Last night was the night. It was only the third night of class, so that’s early, even for me. Yes, I have fallen in love with my class.
I have another boy-heavy group, but the vibe is so different from last term. I’m not sure what that’s about, but I like it. Maybe the difference is Rebecca, a girl with a forceful presence who’s not shy about talking. Maybe, but I think it’s more about the boys. They’re closer in age, willing to talk and laugh together, already shaking hands at the end of class after only three nights. One even told me he loved me. Yes, he was joking, but the fact that he felt comfortable enough to go there is telling.
We had fun last night, and a lot of learning happened, too … I hope the students were in on that, but I can say for certain that I learned plenty. I learned what to do if I want to smoke a blunt even though I know I have a drug test coming up. (Apparently, there’s this stuff called “Quick Flush” … you can maybe imagine the rest.) I learned that almost no one present last night trusts, believes or believes in the police. I learned that the most buttoned-down and ‘proper’-looking of all the guys has recently been released from juvie. And I learned that two of the other guys have three-month-old babies — one of those daddies has only just turned sixteen, the other is an old and married man of twenty.
Always there is at least one student who doesn’t fit the ‘type’ of the Ed Center but who somehow fits in all the same. In this class there are a few:
- Marlise, an Afro-Caribbean woman, is older the the rest and very Caribbean — believes in strict school rules, writes about her love of ‘church-going’ people, frowns disapprovingly when we get a little silly … but then tosses out an excellent joke into the quiet of no one having an answer to one of my questions, getting the whole room laughing and getting the conversation started.
- Daniel, an über-skinny, white, metal head with Veronica Lake hair (seriously, I’ve only ever seen his left eye), who looks so closed into himself I expected to have to fight for monosyllabic half-answers from him … but he’s already glad-handing with the two daddies, speaking up during discussions and sharing about the recent death of his father in his writings to me.
- And then there’s Johnny, a young Asian guy who is the boyfriend of Leila, a student of mine from two terms ago. He is so silent and awkward in class.
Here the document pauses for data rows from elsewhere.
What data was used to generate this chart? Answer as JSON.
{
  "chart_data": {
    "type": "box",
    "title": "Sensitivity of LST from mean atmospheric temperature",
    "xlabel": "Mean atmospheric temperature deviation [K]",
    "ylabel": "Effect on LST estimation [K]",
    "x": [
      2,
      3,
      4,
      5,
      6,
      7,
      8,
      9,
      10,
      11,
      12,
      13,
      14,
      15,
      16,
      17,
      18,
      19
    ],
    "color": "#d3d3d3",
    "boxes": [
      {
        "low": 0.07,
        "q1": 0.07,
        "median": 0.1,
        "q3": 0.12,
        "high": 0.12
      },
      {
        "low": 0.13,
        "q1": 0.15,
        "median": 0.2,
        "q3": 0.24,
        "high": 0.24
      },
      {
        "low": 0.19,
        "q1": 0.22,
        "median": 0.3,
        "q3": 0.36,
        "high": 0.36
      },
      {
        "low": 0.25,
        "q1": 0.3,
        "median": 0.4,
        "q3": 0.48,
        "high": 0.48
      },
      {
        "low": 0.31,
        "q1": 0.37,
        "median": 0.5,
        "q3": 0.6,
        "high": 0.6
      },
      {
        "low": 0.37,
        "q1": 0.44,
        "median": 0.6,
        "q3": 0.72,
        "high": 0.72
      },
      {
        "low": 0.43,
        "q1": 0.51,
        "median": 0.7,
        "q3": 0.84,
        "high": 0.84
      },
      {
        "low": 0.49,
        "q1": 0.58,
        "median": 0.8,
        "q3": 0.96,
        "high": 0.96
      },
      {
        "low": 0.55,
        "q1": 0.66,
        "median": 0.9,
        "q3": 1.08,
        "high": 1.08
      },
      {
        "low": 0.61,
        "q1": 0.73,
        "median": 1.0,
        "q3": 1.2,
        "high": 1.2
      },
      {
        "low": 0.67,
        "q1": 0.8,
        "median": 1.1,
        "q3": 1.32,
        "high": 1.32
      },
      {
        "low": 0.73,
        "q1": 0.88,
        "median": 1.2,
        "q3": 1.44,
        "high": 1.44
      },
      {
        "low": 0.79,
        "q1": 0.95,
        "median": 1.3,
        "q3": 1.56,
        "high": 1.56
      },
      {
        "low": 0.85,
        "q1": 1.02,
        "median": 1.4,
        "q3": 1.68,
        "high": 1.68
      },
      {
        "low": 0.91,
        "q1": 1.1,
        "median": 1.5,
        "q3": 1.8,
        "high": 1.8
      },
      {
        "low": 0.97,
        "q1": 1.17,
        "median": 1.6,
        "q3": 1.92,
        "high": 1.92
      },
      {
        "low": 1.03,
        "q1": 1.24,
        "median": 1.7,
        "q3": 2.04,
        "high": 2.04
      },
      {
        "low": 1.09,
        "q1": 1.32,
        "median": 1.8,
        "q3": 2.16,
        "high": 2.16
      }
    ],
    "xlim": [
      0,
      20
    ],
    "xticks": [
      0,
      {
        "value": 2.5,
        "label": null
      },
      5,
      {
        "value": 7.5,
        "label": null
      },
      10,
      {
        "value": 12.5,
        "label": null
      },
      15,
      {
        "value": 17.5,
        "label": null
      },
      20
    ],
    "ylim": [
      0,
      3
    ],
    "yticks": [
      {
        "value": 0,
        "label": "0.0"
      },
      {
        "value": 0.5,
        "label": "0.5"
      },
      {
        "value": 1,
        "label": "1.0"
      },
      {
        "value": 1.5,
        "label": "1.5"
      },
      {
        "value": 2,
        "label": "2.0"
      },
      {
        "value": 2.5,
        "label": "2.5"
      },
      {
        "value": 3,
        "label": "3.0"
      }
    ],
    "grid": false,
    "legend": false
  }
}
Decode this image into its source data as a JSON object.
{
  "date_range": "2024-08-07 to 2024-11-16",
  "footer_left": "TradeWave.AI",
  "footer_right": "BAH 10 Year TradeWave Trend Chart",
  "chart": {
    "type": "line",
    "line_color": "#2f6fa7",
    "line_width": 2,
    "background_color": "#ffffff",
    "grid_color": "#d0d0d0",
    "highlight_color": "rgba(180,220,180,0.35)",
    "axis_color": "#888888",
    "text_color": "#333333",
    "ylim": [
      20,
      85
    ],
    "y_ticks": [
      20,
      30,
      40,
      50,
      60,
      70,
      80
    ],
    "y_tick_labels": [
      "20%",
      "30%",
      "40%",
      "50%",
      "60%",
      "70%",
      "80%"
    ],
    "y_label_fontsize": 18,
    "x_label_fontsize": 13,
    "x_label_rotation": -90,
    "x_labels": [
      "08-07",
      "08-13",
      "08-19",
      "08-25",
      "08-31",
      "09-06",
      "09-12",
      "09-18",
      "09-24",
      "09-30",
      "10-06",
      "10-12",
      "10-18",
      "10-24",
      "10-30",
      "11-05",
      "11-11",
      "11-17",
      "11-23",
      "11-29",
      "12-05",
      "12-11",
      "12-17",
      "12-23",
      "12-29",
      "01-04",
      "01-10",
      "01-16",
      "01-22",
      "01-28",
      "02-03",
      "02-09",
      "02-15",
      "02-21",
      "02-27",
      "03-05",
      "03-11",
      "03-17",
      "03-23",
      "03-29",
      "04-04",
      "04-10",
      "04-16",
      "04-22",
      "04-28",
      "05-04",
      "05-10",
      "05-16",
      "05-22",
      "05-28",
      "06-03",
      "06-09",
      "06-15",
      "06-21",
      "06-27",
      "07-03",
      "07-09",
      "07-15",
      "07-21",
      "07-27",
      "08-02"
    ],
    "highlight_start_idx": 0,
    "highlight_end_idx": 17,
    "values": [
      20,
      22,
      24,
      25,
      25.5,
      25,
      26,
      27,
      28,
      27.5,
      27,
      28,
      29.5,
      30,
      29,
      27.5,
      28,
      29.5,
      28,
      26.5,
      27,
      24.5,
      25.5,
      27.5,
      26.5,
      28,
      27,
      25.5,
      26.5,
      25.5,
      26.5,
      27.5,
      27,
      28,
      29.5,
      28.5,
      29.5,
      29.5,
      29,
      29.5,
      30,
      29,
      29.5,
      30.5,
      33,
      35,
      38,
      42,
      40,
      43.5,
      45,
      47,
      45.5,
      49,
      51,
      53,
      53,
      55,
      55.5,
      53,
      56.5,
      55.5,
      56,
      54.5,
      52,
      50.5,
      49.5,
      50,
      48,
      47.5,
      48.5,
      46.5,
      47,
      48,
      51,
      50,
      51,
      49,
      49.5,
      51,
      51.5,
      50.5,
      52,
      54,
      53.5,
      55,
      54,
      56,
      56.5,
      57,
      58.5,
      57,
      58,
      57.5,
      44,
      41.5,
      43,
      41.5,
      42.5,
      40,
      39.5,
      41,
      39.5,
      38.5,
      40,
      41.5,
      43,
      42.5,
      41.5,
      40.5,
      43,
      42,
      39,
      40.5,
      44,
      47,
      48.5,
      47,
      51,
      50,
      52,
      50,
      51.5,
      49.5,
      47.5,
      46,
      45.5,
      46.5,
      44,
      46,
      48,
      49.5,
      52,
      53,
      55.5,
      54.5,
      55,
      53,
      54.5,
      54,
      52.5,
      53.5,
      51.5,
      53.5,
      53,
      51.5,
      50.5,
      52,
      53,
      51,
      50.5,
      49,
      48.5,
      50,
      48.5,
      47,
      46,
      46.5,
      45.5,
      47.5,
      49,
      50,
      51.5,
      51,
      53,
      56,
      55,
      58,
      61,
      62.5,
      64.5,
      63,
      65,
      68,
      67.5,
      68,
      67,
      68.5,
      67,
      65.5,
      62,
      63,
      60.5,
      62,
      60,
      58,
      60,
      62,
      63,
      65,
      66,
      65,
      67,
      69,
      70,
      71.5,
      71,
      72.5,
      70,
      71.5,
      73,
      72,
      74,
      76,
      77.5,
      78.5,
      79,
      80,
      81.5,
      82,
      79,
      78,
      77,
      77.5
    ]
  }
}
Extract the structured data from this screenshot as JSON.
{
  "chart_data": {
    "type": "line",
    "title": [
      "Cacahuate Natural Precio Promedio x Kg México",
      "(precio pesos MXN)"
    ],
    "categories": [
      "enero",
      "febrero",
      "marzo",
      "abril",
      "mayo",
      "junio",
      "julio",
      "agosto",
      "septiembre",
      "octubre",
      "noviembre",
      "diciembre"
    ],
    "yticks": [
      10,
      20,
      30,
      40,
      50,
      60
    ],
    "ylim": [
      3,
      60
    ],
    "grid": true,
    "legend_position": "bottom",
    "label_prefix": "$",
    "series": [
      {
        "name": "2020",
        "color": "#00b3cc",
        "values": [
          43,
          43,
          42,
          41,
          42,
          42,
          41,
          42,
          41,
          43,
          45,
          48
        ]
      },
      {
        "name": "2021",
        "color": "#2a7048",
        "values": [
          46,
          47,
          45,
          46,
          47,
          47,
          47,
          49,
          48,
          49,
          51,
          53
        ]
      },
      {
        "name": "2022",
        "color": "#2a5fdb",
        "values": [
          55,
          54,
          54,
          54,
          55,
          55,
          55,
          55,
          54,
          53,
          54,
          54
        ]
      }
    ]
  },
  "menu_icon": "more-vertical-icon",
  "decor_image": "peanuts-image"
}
When we did the ‘ask me three questions’ activity I do on the first night (students write me three unrelated-to-class questions and I read them out and answer them … well, except for the ‘how old are you’ ones), two of his questions were troubling: Why are Asian people better in math than everyone else? Why do colored people always want to rob Asian people? Um, yeah. I actually edited out the ‘colored’ when I read the question aloud so as not to incite too much ire in that room full of ‘colored’ people. He never talks to anyone, not even the two Asian girls in the class, and he sits hunched over and looks quite unhappy … but then in his reflection at the end of class last night he wrote, “My teacher is very humorous. She is a good teacher. I think I will like this class.” And he made a point of saying goodbye to people as he left instead of just rushing out as he did Tuesday and Wednesday. Hope?
The first night was a little rocky — my nerves combined with their nerves and all — and we had more than a dozen interruptions from my old students coming in to say hello (“Stacie!” shouts Anthony, bursting into class before break, right into the middle of a discussion. “Give me a hug!”) — but I think we’re finding a groove.